Wong is mainly wondering how they can keep virtual programming going while also opening to the public. Virtual galleries, like the aforementioned EPOCH Gallery, opens the space to more than just locals or tourists. It gives any viewer the chance to be exposed to more works and artists that they could not see before. Wong recognized this during the pandemic.
“COVID transformed audiences and transformed how we view programming. You didn’t have to be in the same geographically specific [or] in the same neighborhood as the museum to attend programs.”
Wong only started at the museum a few months ago, working at the Los Angeles Municipal Art Gallery prior to joining VPAM. At the start of the pandemic, LAMAG had to figure out how to continue programming but virtually. So, they turned to video content, interviewing artists about their work and posting it online, in addition to holding online shows. They were getting views from all over.

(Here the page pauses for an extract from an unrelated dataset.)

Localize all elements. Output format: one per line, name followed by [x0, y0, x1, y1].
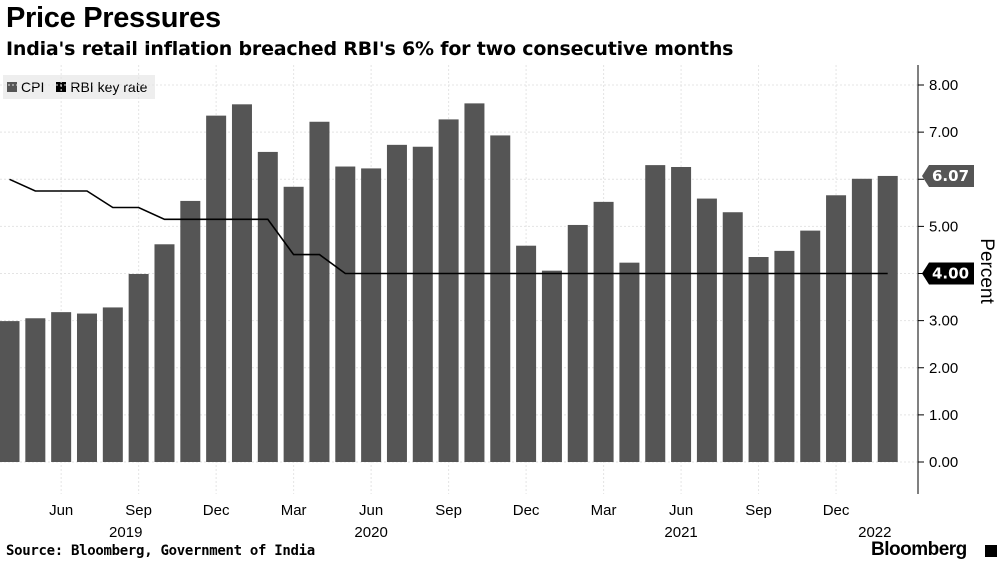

“[It was] a new opportunity to outreach to a population who didn’t have to be there physically. We had people coming in to view our programs, to watch our videos from all over the place. So, that was the silver lining,” says Wong, who eventually carried over these ideas to VPAM.
Longtime Los Angeles art curator Carl Berg also created video content as an alternative to in-person viewing. During the pandemic, he taught himself how to edit videos and make effective and engaging social media posts.

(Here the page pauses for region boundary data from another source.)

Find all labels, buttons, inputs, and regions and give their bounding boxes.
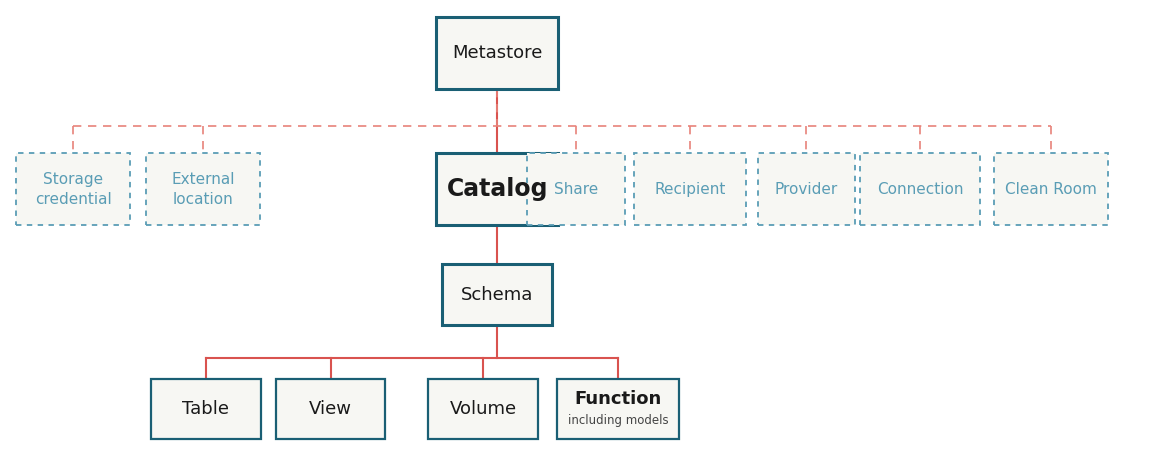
FancyBboxPatch shape: [860, 154, 980, 225]
Text: Function: Function: [574, 390, 662, 408]
Text: Catalog: Catalog: [447, 177, 548, 201]
Text: Storage
credential: Storage credential: [35, 172, 112, 207]
FancyBboxPatch shape: [994, 154, 1107, 225]
Text: Clean Room: Clean Room: [1005, 182, 1097, 197]
Text: View: View: [310, 400, 352, 418]
FancyBboxPatch shape: [527, 154, 625, 225]
FancyBboxPatch shape: [276, 379, 386, 439]
Text: Connection: Connection: [877, 182, 963, 197]
FancyBboxPatch shape: [146, 154, 260, 225]
Text: Provider: Provider: [775, 182, 838, 197]
Text: Table: Table: [182, 400, 229, 418]
FancyBboxPatch shape: [634, 154, 746, 225]
Text: Recipient: Recipient: [654, 182, 725, 197]
FancyBboxPatch shape: [16, 154, 130, 225]
FancyBboxPatch shape: [151, 379, 261, 439]
Text: External
location: External location: [171, 172, 235, 207]
FancyBboxPatch shape: [442, 264, 552, 325]
Text: Volume: Volume: [450, 400, 517, 418]
FancyBboxPatch shape: [436, 17, 558, 89]
Text: Share: Share: [554, 182, 599, 197]
FancyBboxPatch shape: [757, 154, 855, 225]
FancyBboxPatch shape: [557, 379, 679, 439]
FancyBboxPatch shape: [436, 154, 558, 225]
Text: including models: including models: [567, 414, 669, 427]
Text: Metastore: Metastore: [452, 44, 542, 62]
FancyBboxPatch shape: [428, 379, 538, 439]
Text: Schema: Schema: [462, 286, 533, 304]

“I’m doing more in terms of social media and different kinds of videos and platforms so that people can get more information on the show and on the artists, not just by coming to the gallery,” says Berg.
Berg plans on continuing to do this post-pandemic for shows in his new alternative space, PRJCT. He hopes to make the shows last longer, so he can take more time to fully and professionally document them.

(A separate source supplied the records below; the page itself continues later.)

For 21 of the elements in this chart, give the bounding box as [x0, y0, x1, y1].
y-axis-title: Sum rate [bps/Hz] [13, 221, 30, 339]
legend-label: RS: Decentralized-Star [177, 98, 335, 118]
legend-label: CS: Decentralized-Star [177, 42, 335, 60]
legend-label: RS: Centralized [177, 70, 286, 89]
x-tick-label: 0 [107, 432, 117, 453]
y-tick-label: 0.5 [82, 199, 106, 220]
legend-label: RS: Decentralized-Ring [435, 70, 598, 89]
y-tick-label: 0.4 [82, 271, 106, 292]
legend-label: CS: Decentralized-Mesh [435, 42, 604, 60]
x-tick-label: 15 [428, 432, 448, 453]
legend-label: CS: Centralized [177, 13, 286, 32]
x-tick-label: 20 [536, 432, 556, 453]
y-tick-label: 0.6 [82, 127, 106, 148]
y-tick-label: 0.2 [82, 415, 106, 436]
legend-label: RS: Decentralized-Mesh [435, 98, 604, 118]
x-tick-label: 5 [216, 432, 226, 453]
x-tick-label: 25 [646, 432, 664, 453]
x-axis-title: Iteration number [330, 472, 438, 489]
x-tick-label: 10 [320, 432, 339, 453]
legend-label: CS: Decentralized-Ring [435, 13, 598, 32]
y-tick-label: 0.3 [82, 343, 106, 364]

The pandemic has become an apt moment to reflect, revise and readjust, as many galleries across the city are doing. That includes Navel LA, a non-profit gallery and collective in Los Angeles. According to Navel’s Director, Michael Holt, they’ve spent this year working on clarifying their mission and what their values are, reclaiming their identity as an organization in the process.
“[Initially] what happened is that we started adopting a lot of the rituals of the nonprofit world because we just didn’t take the time to figure out what did we want our own rituals to be,” says Holt.
Through a conversation with their community, their new mission emerged, which turned Navel into a collective that will now be funded by a Navel the non-profit. This way, the company can operate on a horizontal model, better serving their community.
“I think that the pandemic and the uprisings last year provided fertile ground for this type of change to happen. It certainly provided the intellectual space to stop and pause and ask, ‘wait, what are we doing?'” says Holt.
The pandemic has brought about a multitude of changes for artists and administrators alike. Many have struggled within a system that too often overlooks and underfunds the arts; artists and curators have had trouble shifting artwork to an online platform. That said, the virtual space has brought about new innovative ideas and time for reflection on the confines and closed-mindedness of the art world at large. Though some kind of obvious structural change in the art market hasn’t happened yet, local artists, curators and art administrators within the greater Los Angeles art community are taking the initiative to give into the potential of a better creative ecosystem post-COVID.
Header Image: Avenue S (2020) by Jody Zellen. Photo Courtesy of Jody Zellen.